Has anyone else had this happen? I feel so foolish, I am furious at myself for not spending the extra money to have them assembled but I truly did not know what that meant. I thought that what you saw on the website was what you got.
Any tips from those who did DIY on how to make our ribbons look halfway decent and how to make sure our cards are lined up? Any advice is very welcome, I think our invitations are going to look cheap and ridiculous!
Post # 3
@All In: I don’t have any experience regarding the ribbons since my invites didn’t have ribbon, but I remember seeing another bee posting on here a while back with a great idea about how to line up the paper corners . . . I thought I bookmarked it on my computer but can’t find it now 🙁 I will try to describe it, maybe someone else saw it too …
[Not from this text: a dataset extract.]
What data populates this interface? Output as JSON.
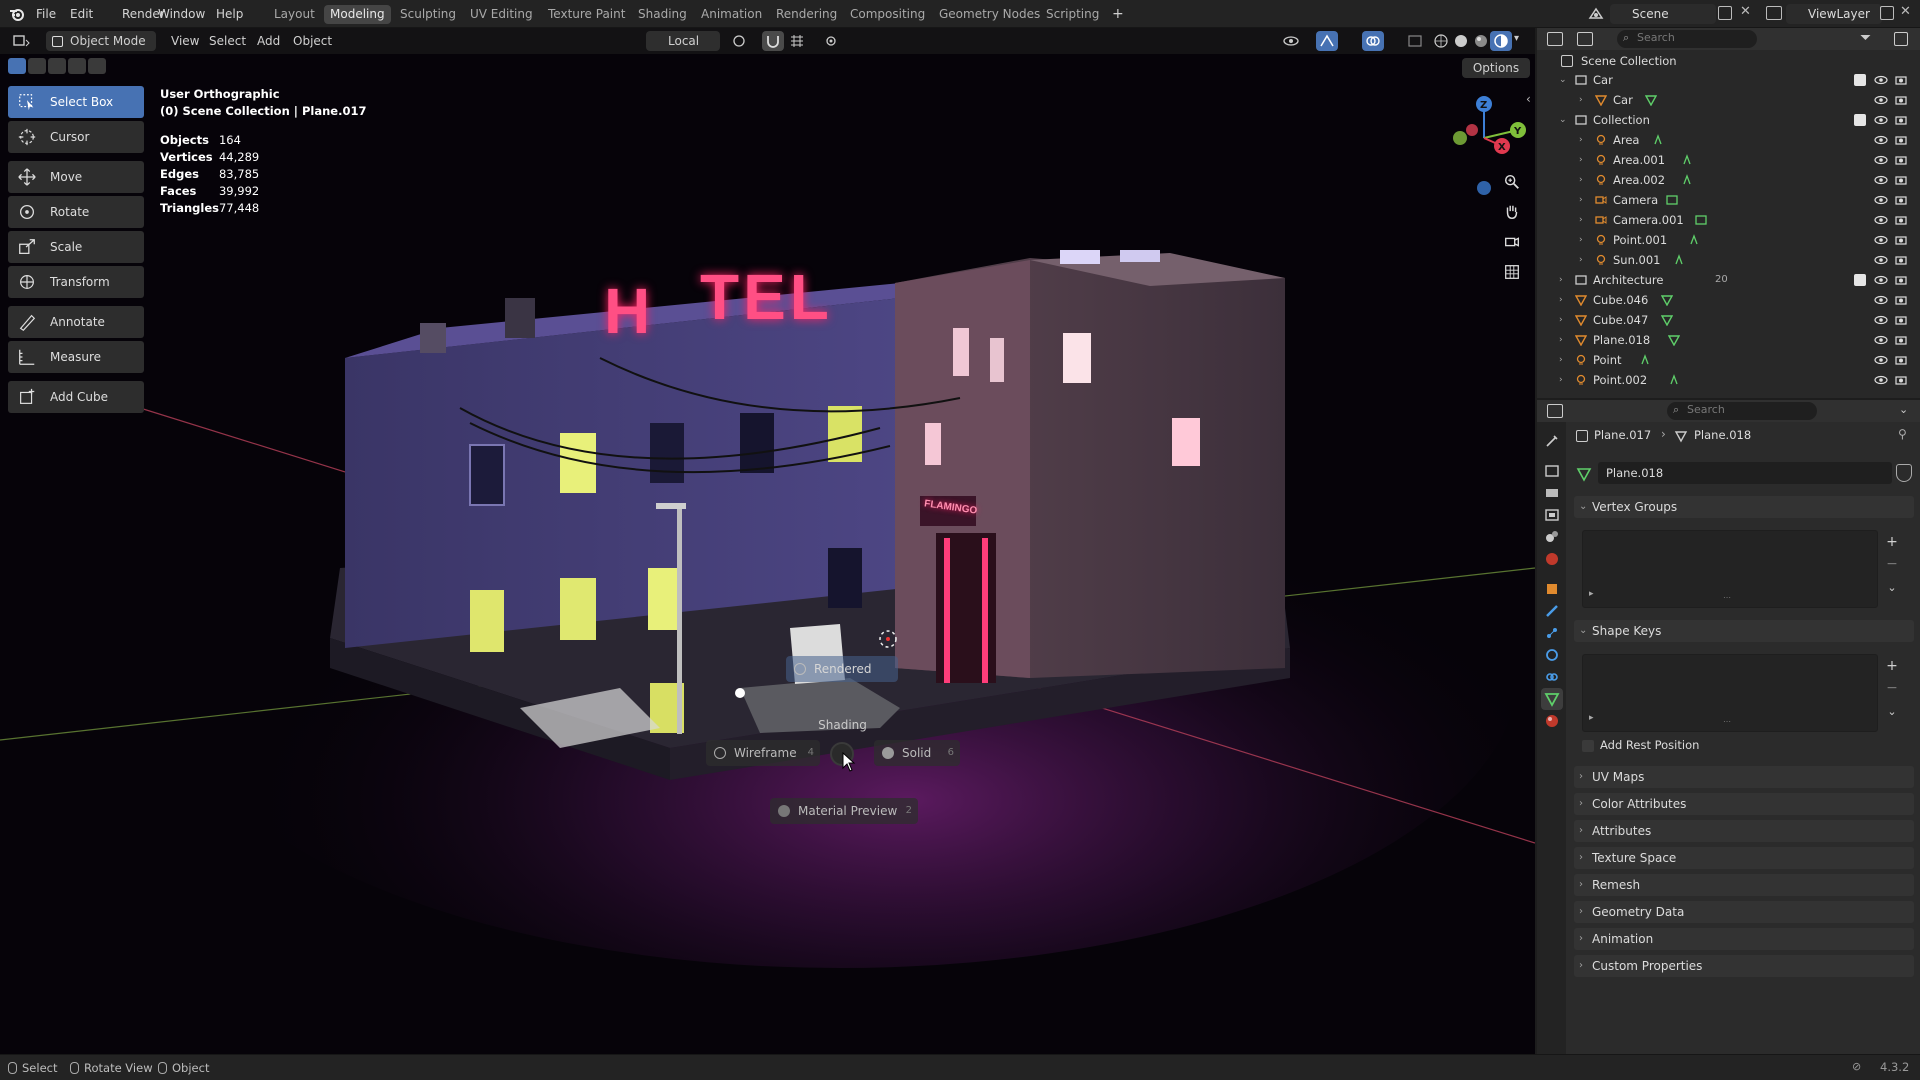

basically you get a square corner photo mat and cut it diagonally so that you have two v shaped pieces. you then measure how wide the border is for your backing paper and top card, i.e. 1/8 inch or whatever, and glue the 2 pieces of photo mat so that they are offset by your border measurement. You can then use it as a template to line up the cards.
I will continue to see if i can find that post, because it is easier to understand with pictures!
Post # 4
Well, there are several ways that I’ve seen ribbon used in conjunction with invitations. So, I’m not sure which one you are talking about, but here are a couple of tips.
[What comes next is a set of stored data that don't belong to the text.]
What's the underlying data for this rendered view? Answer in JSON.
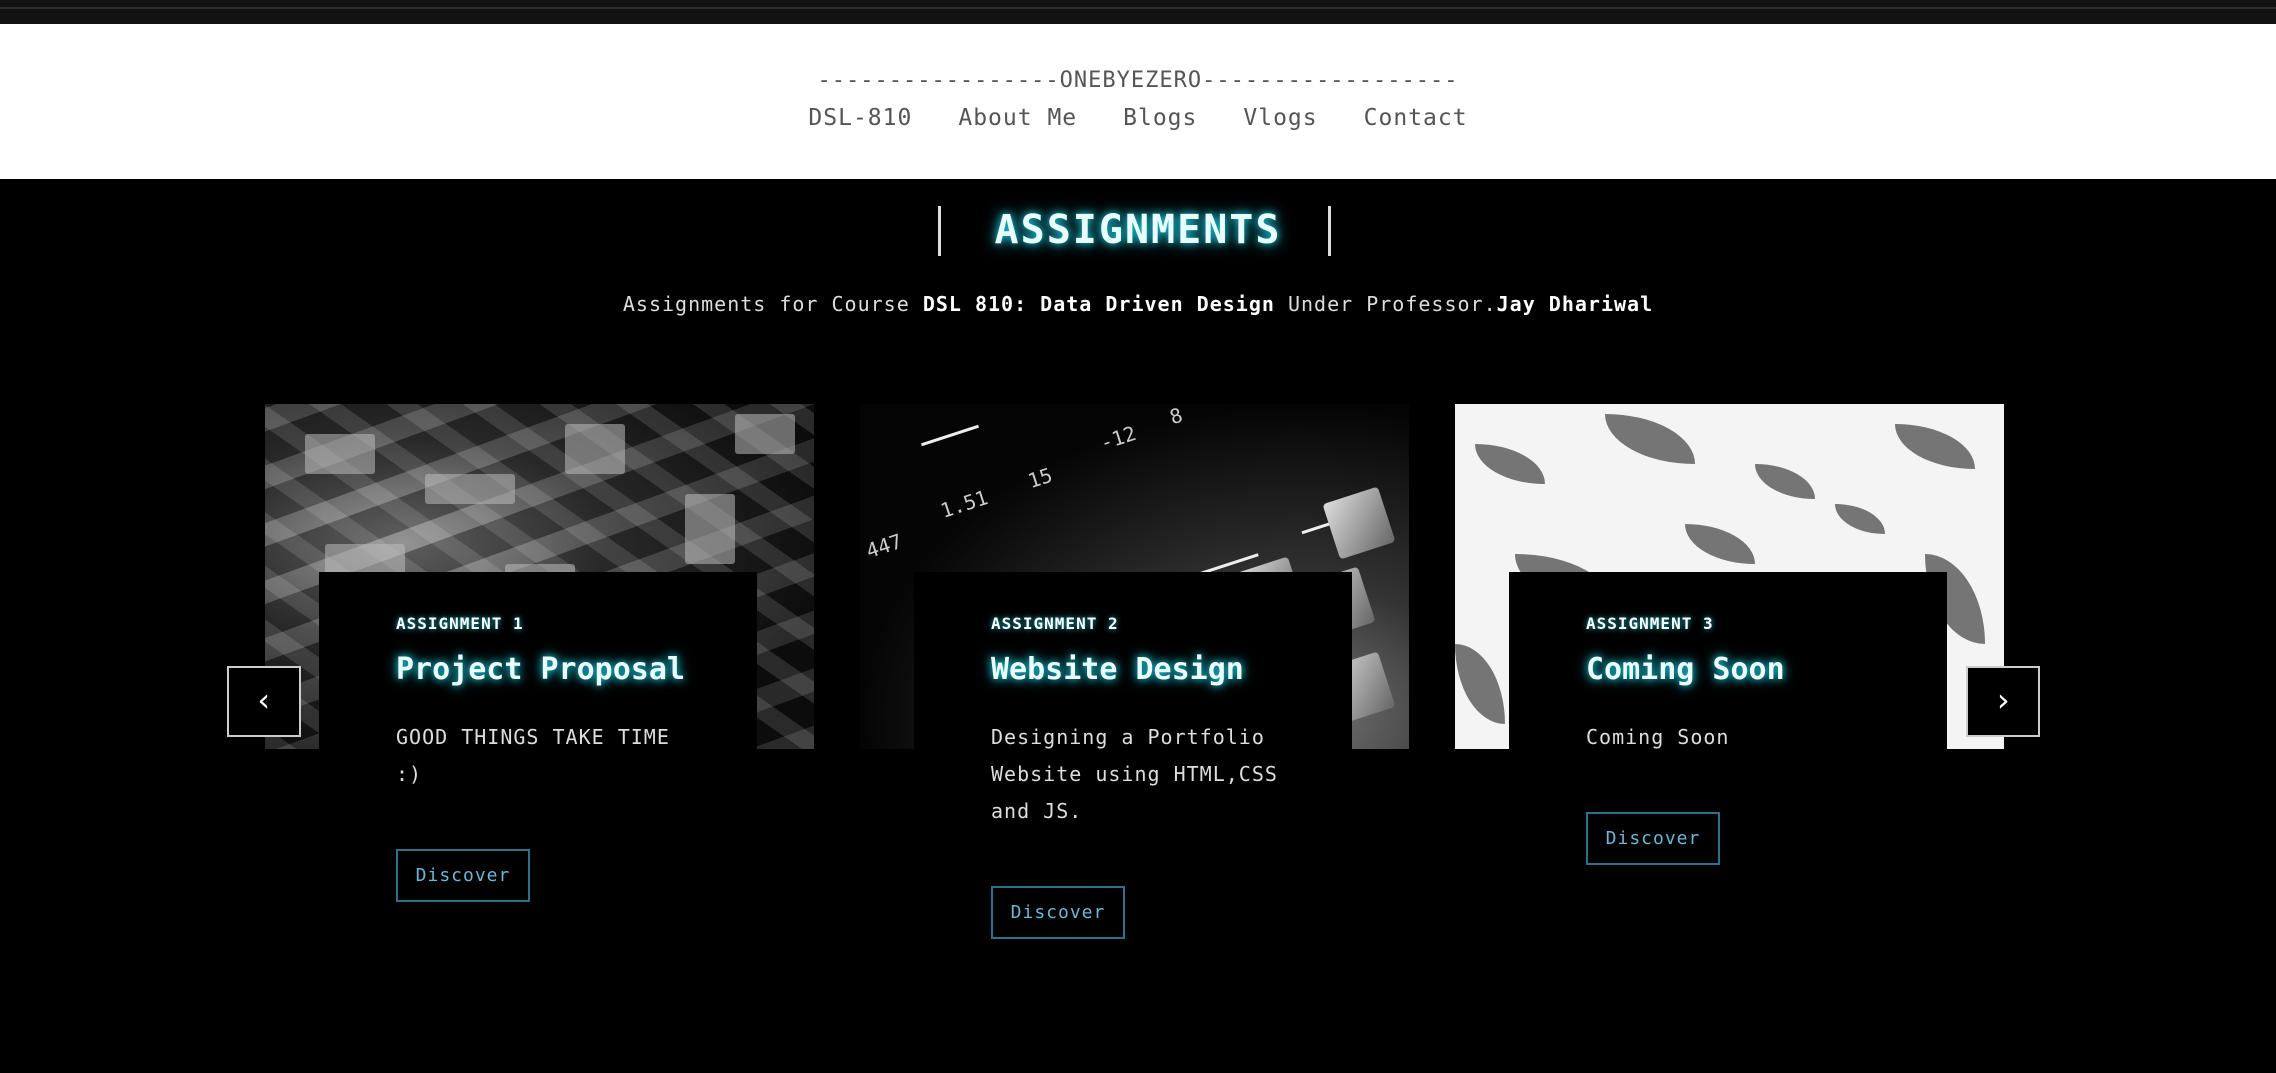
{
  "header": {
    "brand": "-----------------ONEBYEZERO------------------",
    "nav": [
      "DSL-810",
      "About Me",
      "Blogs",
      "Vlogs",
      "Contact"
    ]
  },
  "section": {
    "title": "ASSIGNMENTS",
    "subtitle_prefix": "Assignments for Course ",
    "course": "DSL 810: Data Driven Design",
    "subtitle_middle": " Under Professor.",
    "professor": "Jay Dhariwal"
  },
  "cards": [
    {
      "label": "ASSIGNMENT 1",
      "title": "Project Proposal",
      "description": "GOOD THINGS TAKE TIME :)",
      "button": "Discover"
    },
    {
      "label": "ASSIGNMENT 2",
      "title": "Website Design",
      "description": "Designing a Portfolio Website using HTML,CSS and JS.",
      "button": "Discover"
    },
    {
      "label": "ASSIGNMENT 3",
      "title": "Coming Soon",
      "description": "Coming Soon",
      "button": "Discover"
    }
  ],
  "carousel": {
    "prev": "‹",
    "next": "›"
  },
  "image2_text": {
    "a": "1.51",
    "b": "15",
    "c": "-12",
    "d": "447",
    "e": "8"
  },
  "colors": {
    "glow": "#1fc4d8",
    "button_border": "#2e6f8a",
    "button_text": "#6ab7d8"
  }
}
I would get a tape gun. Glue will take too long to dry and while it’s drying things can get wonky and make a mess. I used a Scotch Advanced Tape Glider which is expensive and the tape has an adhesive smell, but was very efficient which was important to me because my printer took SO long. You could also get just small double sided tape dispensers but these don’t roll up the paper after the tape is used and you’ll probably need a lot of them.
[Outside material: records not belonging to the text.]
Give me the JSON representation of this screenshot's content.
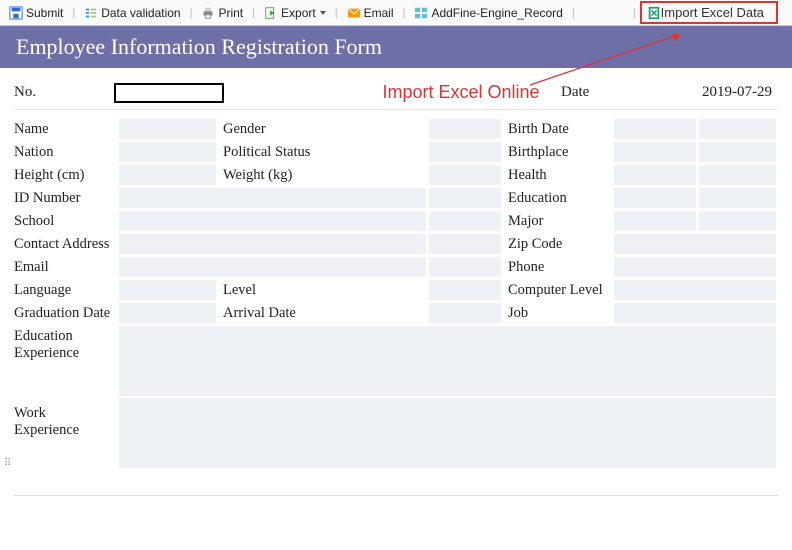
{
  "toolbar": {
    "submit": "Submit",
    "validation": "Data validation",
    "print": "Print",
    "export": "Export",
    "email": "Email",
    "addfine": "AddFine-Engine_Record",
    "import": "Import Excel Data"
  },
  "header": {
    "title": "Employee Information Registration Form"
  },
  "top": {
    "no_label": "No.",
    "annotation": "Import Excel Online",
    "date_label": "Date",
    "date_value": "2019-07-29"
  },
  "labels": {
    "name": "Name",
    "gender": "Gender",
    "birthdate": "Birth Date",
    "nation": "Nation",
    "political": "Political Status",
    "birthplace": "Birthplace",
    "height": "Height (cm)",
    "weight": "Weight (kg)",
    "health": "Health",
    "idnum": "ID Number",
    "education": "Education",
    "school": "School",
    "major": "Major",
    "contact": "Contact Address",
    "zip": "Zip Code",
    "email": "Email",
    "phone": "Phone",
    "language": "Language",
    "level": "Level",
    "complevel": "Computer Level",
    "graddate": "Graduation Date",
    "arrival": "Arrival Date",
    "job": "Job",
    "eduexp1": "Education",
    "eduexp2": "Experience",
    "workexp1": "Work",
    "workexp2": "Experience"
  }
}
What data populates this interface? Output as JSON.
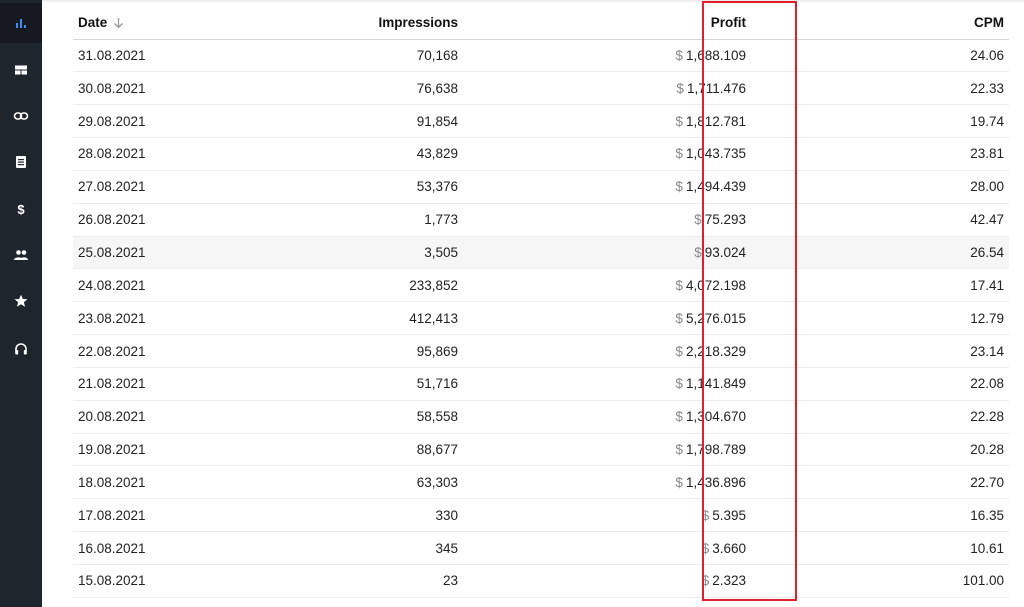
{
  "sidebar": {
    "items": [
      {
        "icon": "bar-chart-icon",
        "active": true
      },
      {
        "icon": "dashboard-icon",
        "active": false
      },
      {
        "icon": "link-icon",
        "active": false
      },
      {
        "icon": "document-icon",
        "active": false
      },
      {
        "icon": "dollar-icon",
        "active": false
      },
      {
        "icon": "users-icon",
        "active": false
      },
      {
        "icon": "star-icon",
        "active": false
      },
      {
        "icon": "headset-icon",
        "active": false
      }
    ],
    "active_color": "#3d8ef0",
    "icon_color": "#ffffff"
  },
  "table": {
    "columns": {
      "date": "Date",
      "impressions": "Impressions",
      "profit": "Profit",
      "cpm": "CPM"
    },
    "currency_symbol": "$",
    "rows": [
      {
        "date": "31.08.2021",
        "impressions": "70,168",
        "profit": "1,688.109",
        "cpm": "24.06"
      },
      {
        "date": "30.08.2021",
        "impressions": "76,638",
        "profit": "1,711.476",
        "cpm": "22.33"
      },
      {
        "date": "29.08.2021",
        "impressions": "91,854",
        "profit": "1,812.781",
        "cpm": "19.74"
      },
      {
        "date": "28.08.2021",
        "impressions": "43,829",
        "profit": "1,043.735",
        "cpm": "23.81"
      },
      {
        "date": "27.08.2021",
        "impressions": "53,376",
        "profit": "1,494.439",
        "cpm": "28.00"
      },
      {
        "date": "26.08.2021",
        "impressions": "1,773",
        "profit": "75.293",
        "cpm": "42.47"
      },
      {
        "date": "25.08.2021",
        "impressions": "3,505",
        "profit": "93.024",
        "cpm": "26.54"
      },
      {
        "date": "24.08.2021",
        "impressions": "233,852",
        "profit": "4,072.198",
        "cpm": "17.41"
      },
      {
        "date": "23.08.2021",
        "impressions": "412,413",
        "profit": "5,276.015",
        "cpm": "12.79"
      },
      {
        "date": "22.08.2021",
        "impressions": "95,869",
        "profit": "2,218.329",
        "cpm": "23.14"
      },
      {
        "date": "21.08.2021",
        "impressions": "51,716",
        "profit": "1,141.849",
        "cpm": "22.08"
      },
      {
        "date": "20.08.2021",
        "impressions": "58,558",
        "profit": "1,304.670",
        "cpm": "22.28"
      },
      {
        "date": "19.08.2021",
        "impressions": "88,677",
        "profit": "1,798.789",
        "cpm": "20.28"
      },
      {
        "date": "18.08.2021",
        "impressions": "63,303",
        "profit": "1,436.896",
        "cpm": "22.70"
      },
      {
        "date": "17.08.2021",
        "impressions": "330",
        "profit": "5.395",
        "cpm": "16.35"
      },
      {
        "date": "16.08.2021",
        "impressions": "345",
        "profit": "3.660",
        "cpm": "10.61"
      },
      {
        "date": "15.08.2021",
        "impressions": "23",
        "profit": "2.323",
        "cpm": "101.00"
      }
    ],
    "hovered_row": 6,
    "highlight_color": "#e0212b"
  }
}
I haven’t used it, but you may want to check out The Jigster which is supposed to help you align the mounting card and invitation.
Post # 5
Ah, I was trying to remember the name of the tool . . . The Jigster!
here is the thread that I was trying to remember
towards the bottom, another bee explains how she made her own jigster, along with a youtube video link. She explained it way better than me 🙂
You could just get a $1 picture frame with a mat from the dollar store and use that, since you just need the edges to line up.
Post # 6
@All In: The Jigster is super handy for lining up (and squaring up!) your cards. It will save you much time and heartache. Double-sided tape works best for DIY — 3M makes a permanent double-sided tape that’s very easy to use and budget friendly. It’ll hold your cards together through the post just fine. Glue can work, but some papers will ripple when exposed to moisture (even a glue stick), so start by assembling one or two and then checking them 24 hours later to see if everything is holding up like you expected. If all is well, then go ahead with the rest of your invitations.